How has this process of performing Physicalist treated you? Is it different than the recording process?

John: Performing Physicalist has been a lot of fun, since we now have a structure to work with rather than being 100% improvisational on stage. Playing back a piece live, when we know exactly what to do in order to knock it out of the park, can be pretty cathartic. That said, we still leave a lot of wiggle-room for free exploration before locking ourselves into the grid, and even some of the gridded-out tracks are structured to give us the freedom to react to each other and the space we’re playing without feeling too constrained.

George: In Forma’s past, when we were just getting started, the live performances and so-called studio sessions were really blurred. Our albums were essentially recordings of live performances, and they were just clipped at either end, and it was what it was. As we started going into more professional studio environments, we didn’t want to change our improvisational approach—we just wanted to capture it the right way in the studio. As we’ve matured and become better at identifying the things that matter from those sessions and preserving them on a record, we’ve been able to bring that to the stage. It’s just a process of uncovering what is fundamental about this track—what is the core of it that we need to stay faithful to—and where are the zones where we can kind of expand. But then there’s sort of a synthesis element on the stage. It regenerates, because we’re doing our thing, and we have a more strict set of parameters. And then we explode out of them. And then the cycle starts again.

Ambient electronic music has an interesting relationship with the notion of progress, especially considering the age and specificity of the synthesizers you deploy. Where does FORMA fit in with the legacy of an artist like Roedelius?

George: It’s hard to know when you’re right in the middle of it—to place yourself in that lineage. I think one thing that’s safe to say is that we feel a lot of affinity with the American minimalist tradition. I wouldn’t say that we’re 100% just trying to carry the krautrock flag—I think that what a lot of what goes on on Physicalistis more attuned to some of the great American minimalists: Terry Riley, La Monte Young, John Cage, and Philip Glass.

John: Cluster and Harmonia are huge influences on us, and it does feel that in a way we are carrying the torch for something he helped start.

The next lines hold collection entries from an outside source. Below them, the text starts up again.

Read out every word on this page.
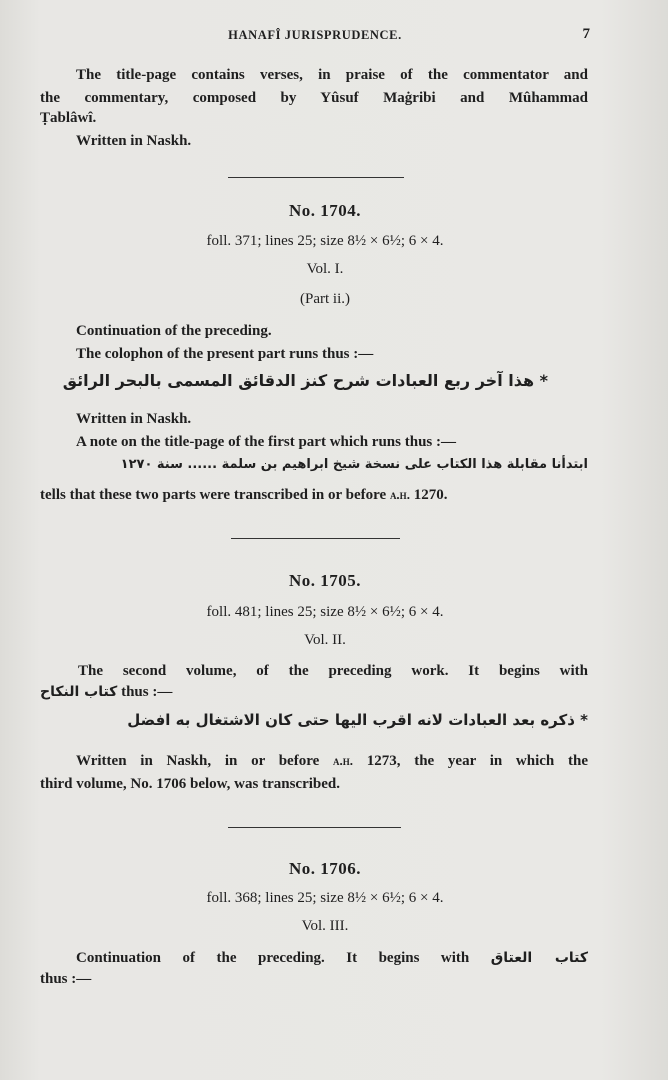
HANAFÎ JURISPRUDENCE.	7

The title-page contains verses, in praise of the commentator and

the commentary, composed by Yûsuf Maġribi and Mûhammad

Ṭablâwî.

Written in Naskh.

No. 1704.
foll. 371; lines 25; size 8½ × 6½; 6 × 4.
Vol. I.
(Part ii.)

Continuation of the preceding.

The colophon of the present part runs thus :—

* هذا آخر ربع العبادات شرح كنز الدقائق المسمى بالبحر الرائق

Written in Naskh.

A note on the title-page of the first part which runs thus :—

ابتدأنا مقابلة هذا الكتاب على نسخة شيخ ابراهيم بن سلمة ...... سنة ١٢٧٠

tells that these two parts were transcribed in or before a.h. 1270.

No. 1705.
foll. 481; lines 25; size 8½ × 6½; 6 × 4.
Vol. II.

The second volume, of the preceding work. It begins with

كتاب النكاح thus :—

* ذكره بعد العبادات لانه اقرب اليها حتى كان الاشتغال به افضل

Written in Naskh, in or before a.h. 1273, the year in which the

third volume, No. 1706 below, was transcribed.

No. 1706.
foll. 368; lines 25; size 8½ × 6½; 6 × 4.
Vol. III.

Continuation of the preceding. It begins with كتاب العتاق

thus :—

But I want to make a point: Forma does use hardware to make electronic music, and we do use some vintage synths in the studio (I mean, smoke ’em if you got ’em, right?), but within the past year or two, we’ve actually gotten to the point where 90% of our rig is made up of electronics that were built within the last few years. The three of us use Eurorack synthesizers with modules that could never have existed back in the ’70’s and ’80’s. So I hope that people won’t look at Forma as some kind of “retro synth” band. We’re making music for now, but we’re conscious of the legacy behind us and the people whose shoulders we stand on.

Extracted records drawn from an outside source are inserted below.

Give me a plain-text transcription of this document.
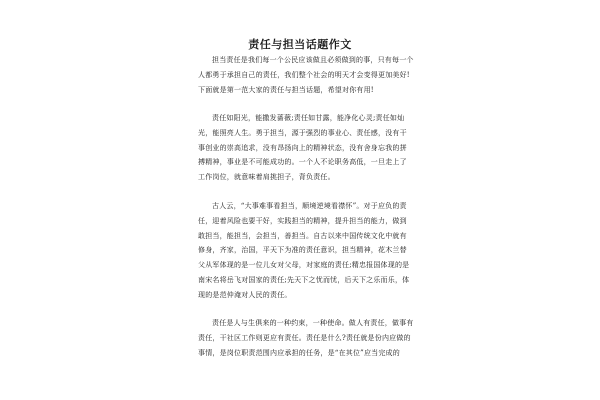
责任与担当话题作文
担当责任是我们每一个公民应该做且必须做到的事，只有每一个
人都勇于承担自己的责任，我们整个社会的明天才会变得更加美好!
下面就是第一范大家的责任与担当话题，希望对你有用!
责任如阳光，能撒发蔷薇;责任如甘露，能净化心灵;责任如灿
光，能照亮人生。勇于担当，源于强烈的事业心、责任感，没有干
事创业的崇高追求，没有昂扬向上的精神状态，没有舍身忘我的拼
搏精神，事业是不可能成功的。一个人不论职务高低，一旦走上了
工作岗位，就意味着肩挑担子，背负责任。
古人云，“大事难事看担当，顺境逆境看襟怀”。对于应负的责
任，迎着风险也要干好，实践担当的精神，提升担当的能力，做到
敢担当，能担当，会担当，善担当。自古以来中国传统文化中就有
修身，齐家，治国，平天下为准的责任意识，担当精神，花木兰替
父从军体现的是一位儿女对父母，对家庭的责任;精忠报国体现的是
南宋名将岳飞对国家的责任;先天下之忧而忧，后天下之乐而乐，体
现的是范仲淹对人民的责任。
责任是人与生俱来的一种约束，一种使命。做人有责任，做事有
责任，干社区工作则更应有责任。责任是什么?责任就是份内应做的
事情，是岗位职责范围内应承担的任务，是“在其位”应当完成的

Mark: I think it’s a pretty valid critique to be like, “What is Forma doing? Is Forma just continuing this idea?” We take that critique, and I do agree that with Physicalist, we put attention into trying to find a new way forward. Every once in awhile, a really sharp review that calls out some tendency—that stuff’s good. It makes you start thinking about what you’re doing, you know? We’re really looking forward to the future and this upcoming Saturday, working on our new record, and just seeing where it takes us.